Liz Smith reflects on why financial independence, above all else, is a woman’s greatest asset
“What are the most important things in life to you? What are your priorities?”
This seems to me to be the kind of question people are frequently asked. So, let’s just confine this discussion to women. I would say the invariable answer is this: “The most important thing to me is my significant other. Second, my family. Third, my friends.”
A few stalwart believers in the hereafter may say instead, “My relationship with my Creator” or “God” or “getting into heaven.” (It is too tiring to go into the religious side of things so let’s just accept a yes to the question on spirituality as “a given” and leave it at that.)
When I consider this question, I realize that once upon a time, when I was young and foolish and beset by my hormones and my ideals, that I would have romantically and foolishly said “my significant other.” Then “family” and “friends.” (Occasionally, when I think of the problems that have often occurred in my family, I might even put “friends” first.)

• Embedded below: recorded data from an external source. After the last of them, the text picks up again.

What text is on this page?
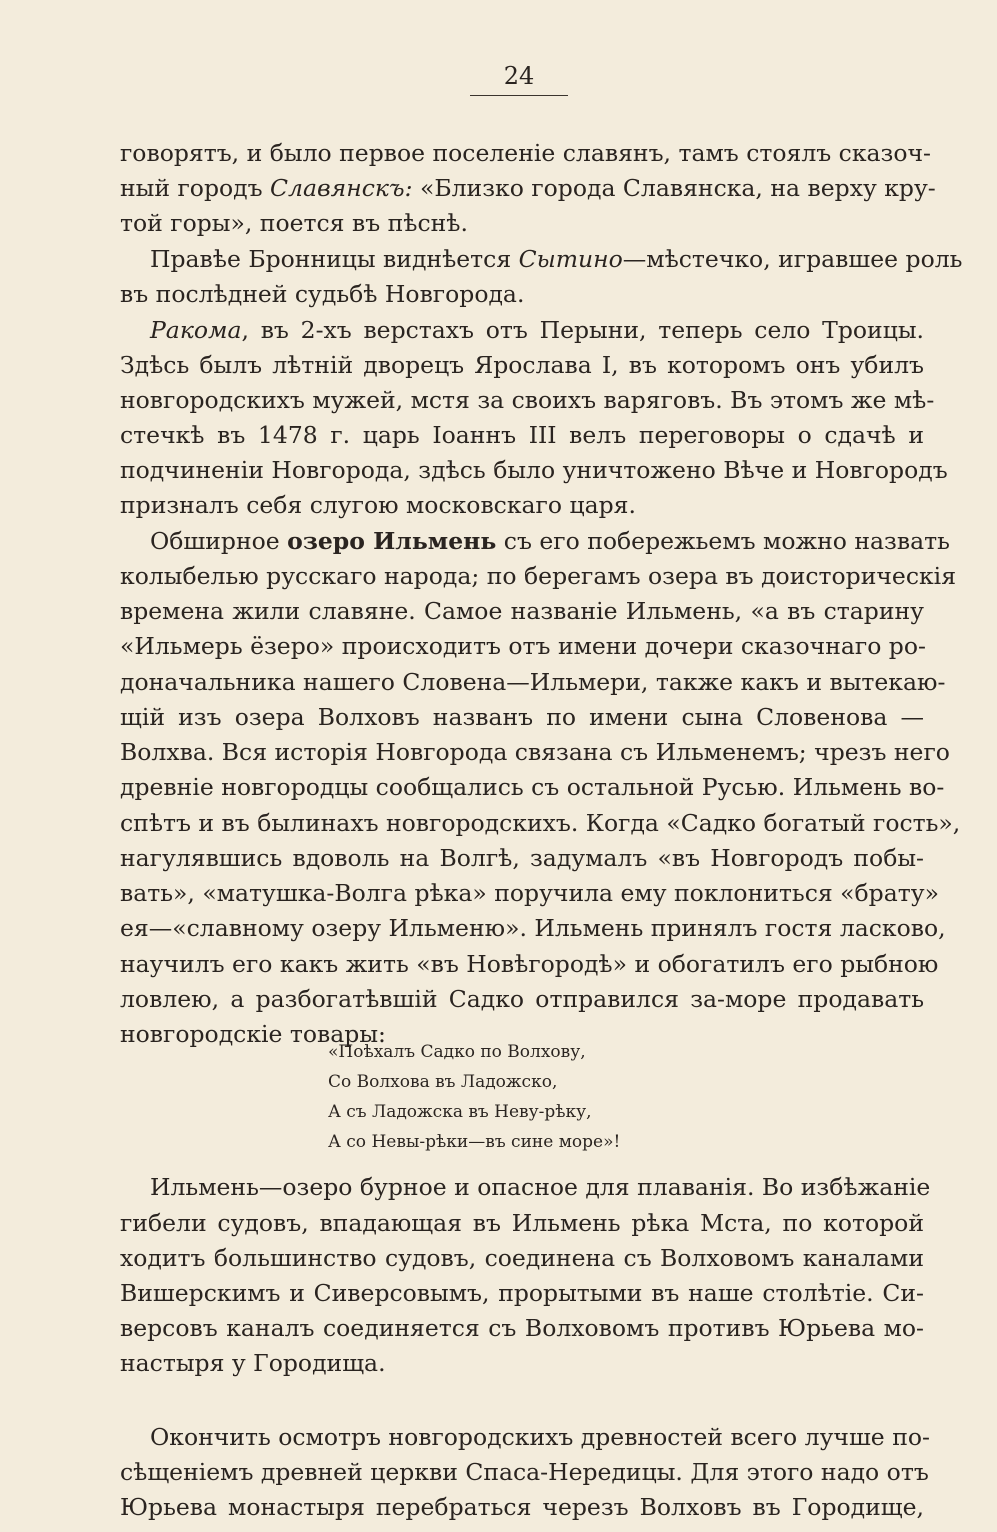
24
говорятъ, и было первое поселеніе славянъ, тамъ стоялъ сказоч-
ный городъ Славянскъ: «Близко города Славянска, на верху кру-
той горы», поется въ пѣснѣ.
Правѣе Бронницы виднѣется Сытино—мѣстечко, игравшее роль
въ послѣдней судьбѣ Новгорода.
Ракома, въ 2-хъ верстахъ отъ Перыни, теперь село Троицы.
Здѣсь былъ лѣтній дворецъ Ярослава I, въ которомъ онъ убилъ
новгородскихъ мужей, мстя за своихъ варяговъ. Въ этомъ же мѣ-
стечкѣ въ 1478 г. царь Іоаннъ III велъ переговоры о сдачѣ и
подчиненіи Новгорода, здѣсь было уничтожено Вѣче и Новгородъ
призналъ себя слугою московскаго царя.
Обширное озеро Ильмень съ его побережьемъ можно назвать
колыбелью русскаго народа; по берегамъ озера въ доисторическія
времена жили славяне. Самое названіе Ильмень, «а въ старину
«Ильмерь ёзеро» происходитъ отъ имени дочери сказочнаго ро-
доначальника нашего Словена—Ильмери, также какъ и вытекаю-
щій изъ озера Волховъ названъ по имени сына Словенова —
Волхва. Вся исторія Новгорода связана съ Ильменемъ; чрезъ него
древніе новгородцы сообщались съ остальной Русью. Ильмень во-
спѣтъ и въ былинахъ новгородскихъ. Когда «Садко богатый гость»,
нагулявшись вдоволь на Волгѣ, задумалъ «въ Новгородъ побы-
вать», «матушка-Волга рѣка» поручила ему поклониться «брату»
ея—«славному озеру Ильменю». Ильмень принялъ гостя ласково,
научилъ его какъ жить «въ Новѣгородѣ» и обогатилъ его рыбною
ловлею, а разбогатѣвшій Садко отправился за-море продавать
новгородскіе товары:
«Поѣхалъ Садко по Волхову,
Со Волхова въ Ладожско,
А съ Ладожска въ Неву-рѣку,
А со Невы-рѣки—въ сине море»!
Ильмень—озеро бурное и опасное для плаванія. Во избѣжаніе
гибели судовъ, впадающая въ Ильмень рѣка Мста, по которой
ходитъ большинство судовъ, соединена съ Волховомъ каналами
Вишерскимъ и Сиверсовымъ, прорытыми въ наше столѣтіе. Си-
версовъ каналъ соединяется съ Волховомъ противъ Юрьева мо-
настыря у Городища.
Окончить осмотръ новгородскихъ древностей всего лучше по-
сѣщеніемъ древней церкви Спаса-Нередицы. Для этого надо отъ
Юрьева монастыря перебраться черезъ Волховъ въ Городище,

But, my darling readers, last year we were offered government findings that seem to shatter ancient shibboleths as to what constitutes poverty. There was a horrid statistic doubling the number of elderly poor (people over 65) to 47 million.
And so I want to say that now, regarding the answer to the question of what’s most important for women should always be – a healthy regard for money, how to earn it, how to invest it, how to save it so that it staves off emergencies as well as a possible old age of desperation.
This single thing is more important than significant others, family or friends. I don’t say abandon any of these. You can and will probably work at them all your life. And you should. But I think the most important thing for every woman is to become and remain financially independent.
I’VE BEEN lucky. After working in journalism and TV production for many years for a pittance, I finally won a byline, got a column of my own, found myself in demand, became a TV performer and made a lot of money for a while. I also wrote a bestselling book or two. I was careless about spending and giving away.
Later, I was advised by a giant friend to put my money in guaranteed Treasury Bonds and not touch it, which is what I did. And that saved money is what I live on now. Here’s the catch: I have never believed I have saved enough money to be really comfortable. So after I lost my last journalism job with The New York Post, I began to worry again. These days I sometimes stay awake at night, obsessing about money, security and safety, the same way I did when I was a poorly paid, ink-stained journalist. I fear not having quite enough. So the mythic worry is almost as real as the real thing. I sometimes drive myself crazy with anxiety. Over money!
I wish now, way back when I was at the University of Texas, instead of spending an extra year there working on my masters in advanced English, I had gone into the business school and learned the mechanics of handling money.
And a friend of mine, who is a giant of ethics in journalism, said to me the other day, “Oh, my God. If I knew then what I know now. I would have traded a few of my training years, clawing my way up the journalism ladder, for just three years of working in high finance and feathering my nest first. In other words, why wasn’t I an investment banker for three years?”
People like me, who were always proud of their idealistic cultured approach to learning, now wish they hadn’t been so cavalier about long division, fractions and, yes, even adding and subtracting.
JUST ONE more thing. If you pay attention to math, to making money, to saving and investing money wisely – your family and friends will like you much better than because you can quote Shakespeare. In fact, the better off you are, the more they’ll adore you and try to get along with you.
I’m sorry to have become such a philistine, but money and security is No. 1 for happy women – dames with money in the bank can bake cookies and geisha around if they want to while they are “treating” their friends and making everybody else feel safe and secure.
Now let the damning of Liz to hell for her materialistic take on life begin. I enjoy a good argument.